Tam o sırada, Kuzucuk hızla iki kayanın arasına sığınmış. Kurt, büyük bedeniyle oraya sığamamış. Bir kaç pençe darbesiyle kuzuyu yakalamaya çalışsa da bu hiç bir işe yaramamış ve en sonunda oradan uzaklaşmış.

Kuzucuk, hızla annesinin yanına koşmuş ve başından geçenleri anlatmış. Annesi, Kuzucuğu sıkı sıkı sarıp, “Görüyorsun yavrum, zalimler için bahane her zaman bulunur. Ama sen asla o kötü kalpli kurt gibi birilerine yalandan iftira atma. Eğer zor bir durumdaysan, zekanı ve cesaretini kullan” demiş.

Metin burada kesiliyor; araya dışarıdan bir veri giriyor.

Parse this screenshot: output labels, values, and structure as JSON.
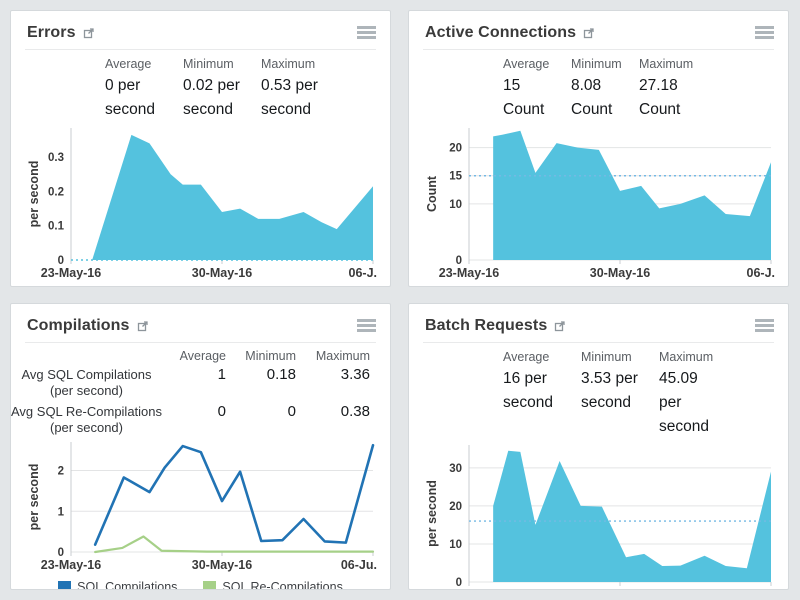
{
  "colors": {
    "page_bg": "#e3e6e8",
    "panel_bg": "#ffffff",
    "area_fill": "#54c2de",
    "avg_line_blue": "#74b9e4",
    "sql_compilations_blue": "#2173b4",
    "sql_recompilations_green": "#a6d088"
  },
  "panels": [
    {
      "title": "Errors",
      "stats": [
        {
          "label": "Average",
          "value": "0 per second"
        },
        {
          "label": "Minimum",
          "value": "0.02 per second"
        },
        {
          "label": "Maximum",
          "value": "0.53 per second"
        }
      ]
    },
    {
      "title": "Active Connections",
      "stats": [
        {
          "label": "Average",
          "value": "15 Count"
        },
        {
          "label": "Minimum",
          "value": "8.08 Count"
        },
        {
          "label": "Maximum",
          "value": "27.18 Count"
        }
      ]
    },
    {
      "title": "Compilations",
      "stats_table": {
        "headers": [
          "Average",
          "Minimum",
          "Maximum"
        ],
        "rows": [
          {
            "label_line1": "Avg SQL Compilations",
            "label_line2": "(per second)",
            "values": [
              "1",
              "0.18",
              "3.36"
            ]
          },
          {
            "label_line1": "Avg SQL Re-Compilations",
            "label_line2": "(per second)",
            "values": [
              "0",
              "0",
              "0.38"
            ]
          }
        ]
      },
      "legend": [
        {
          "label": "SQL Compilations",
          "color": "#2173b4"
        },
        {
          "label": "SQL Re-Compilations",
          "color": "#a6d088"
        }
      ]
    },
    {
      "title": "Batch Requests",
      "stats": [
        {
          "label": "Average",
          "value": "16 per second"
        },
        {
          "label": "Minimum",
          "value": "3.53 per second"
        },
        {
          "label": "Maximum",
          "value": "45.09 per second"
        }
      ]
    }
  ],
  "chart_data": [
    {
      "type": "area",
      "title": "Errors",
      "ylabel": "per second",
      "ylim": [
        0,
        0.385
      ],
      "yticks": [
        0,
        0.1,
        0.2,
        0.3
      ],
      "grid": false,
      "x_tick_labels": [
        "23-May-16",
        "30-May-16",
        "06-J."
      ],
      "avg_line": {
        "value": 0,
        "color": "#54c2de"
      },
      "series": [
        {
          "name": "Errors (per second)",
          "type": "area",
          "color": "#54c2de",
          "points": [
            [
              0.07,
              0
            ],
            [
              0.2,
              0.365
            ],
            [
              0.26,
              0.34
            ],
            [
              0.33,
              0.25
            ],
            [
              0.37,
              0.22
            ],
            [
              0.43,
              0.22
            ],
            [
              0.5,
              0.14
            ],
            [
              0.56,
              0.15
            ],
            [
              0.62,
              0.12
            ],
            [
              0.69,
              0.12
            ],
            [
              0.77,
              0.14
            ],
            [
              0.83,
              0.11
            ],
            [
              0.88,
              0.09
            ],
            [
              1,
              0.215
            ]
          ]
        }
      ]
    },
    {
      "type": "area",
      "title": "Active Connections",
      "ylabel": "Count",
      "ylim": [
        0,
        23.5
      ],
      "yticks": [
        0,
        10,
        15,
        20
      ],
      "grid": true,
      "x_tick_labels": [
        "23-May-16",
        "30-May-16",
        "06-J."
      ],
      "avg_line": {
        "value": 15,
        "color": "#74b9e4"
      },
      "series": [
        {
          "name": "Active Connections (Count)",
          "type": "area",
          "color": "#54c2de",
          "points": [
            [
              0.08,
              22
            ],
            [
              0.11,
              22.3
            ],
            [
              0.17,
              23
            ],
            [
              0.22,
              15.5
            ],
            [
              0.29,
              20.8
            ],
            [
              0.36,
              20
            ],
            [
              0.43,
              19.6
            ],
            [
              0.5,
              12.3
            ],
            [
              0.57,
              13.2
            ],
            [
              0.63,
              9.2
            ],
            [
              0.7,
              10
            ],
            [
              0.78,
              11.5
            ],
            [
              0.85,
              8.2
            ],
            [
              0.93,
              7.8
            ],
            [
              1,
              17.4
            ]
          ]
        }
      ]
    },
    {
      "type": "line",
      "title": "Compilations",
      "ylabel": "per second",
      "ylim": [
        0,
        2.7
      ],
      "yticks": [
        0,
        1,
        2
      ],
      "grid": true,
      "x_tick_labels": [
        "23-May-16",
        "30-May-16",
        "06-Ju."
      ],
      "series": [
        {
          "name": "SQL Compilations",
          "type": "line",
          "color": "#2173b4",
          "width": 2.6,
          "points": [
            [
              0.08,
              0.18
            ],
            [
              0.175,
              1.83
            ],
            [
              0.26,
              1.47
            ],
            [
              0.31,
              2.07
            ],
            [
              0.37,
              2.6
            ],
            [
              0.43,
              2.45
            ],
            [
              0.5,
              1.25
            ],
            [
              0.56,
              1.97
            ],
            [
              0.63,
              0.27
            ],
            [
              0.7,
              0.29
            ],
            [
              0.77,
              0.81
            ],
            [
              0.84,
              0.26
            ],
            [
              0.91,
              0.23
            ],
            [
              1,
              2.62
            ]
          ]
        },
        {
          "name": "SQL Re-Compilations",
          "type": "line",
          "color": "#a6d088",
          "width": 2.2,
          "points": [
            [
              0.08,
              0
            ],
            [
              0.17,
              0.1
            ],
            [
              0.24,
              0.38
            ],
            [
              0.3,
              0.03
            ],
            [
              0.45,
              0.01
            ],
            [
              0.6,
              0.01
            ],
            [
              0.8,
              0.01
            ],
            [
              1,
              0.01
            ]
          ]
        }
      ]
    },
    {
      "type": "area",
      "title": "Batch Requests",
      "ylabel": "per second",
      "ylim": [
        0,
        36
      ],
      "yticks": [
        0,
        10,
        20,
        30
      ],
      "grid": true,
      "x_tick_labels": [
        "23-May-16",
        "30-May-16",
        "06-J."
      ],
      "avg_line": {
        "value": 16,
        "color": "#74b9e4"
      },
      "series": [
        {
          "name": "Batch Requests (per second)",
          "type": "area",
          "color": "#54c2de",
          "points": [
            [
              0.08,
              20
            ],
            [
              0.13,
              34.5
            ],
            [
              0.17,
              34.2
            ],
            [
              0.22,
              15
            ],
            [
              0.3,
              31.8
            ],
            [
              0.37,
              20
            ],
            [
              0.44,
              19.8
            ],
            [
              0.52,
              6.5
            ],
            [
              0.58,
              7.4
            ],
            [
              0.64,
              4.2
            ],
            [
              0.7,
              4.3
            ],
            [
              0.78,
              6.9
            ],
            [
              0.85,
              4.2
            ],
            [
              0.92,
              3.6
            ],
            [
              1,
              29
            ]
          ]
        }
      ]
    }
  ]
}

Kuzucuk, annesinin bu öğütlerini ömrü boyunca unutmamış. Zalimlere karşı dikkatli, ama her zaman cesur ve dürüst kalmış.

Ve böylece, masal da burada bitmiş.

Zalimler için bahane her zaman bulunur, ama zekamızı ve cesaretimizi kullanarak, en zor durumdan bile kurtulabiliriz.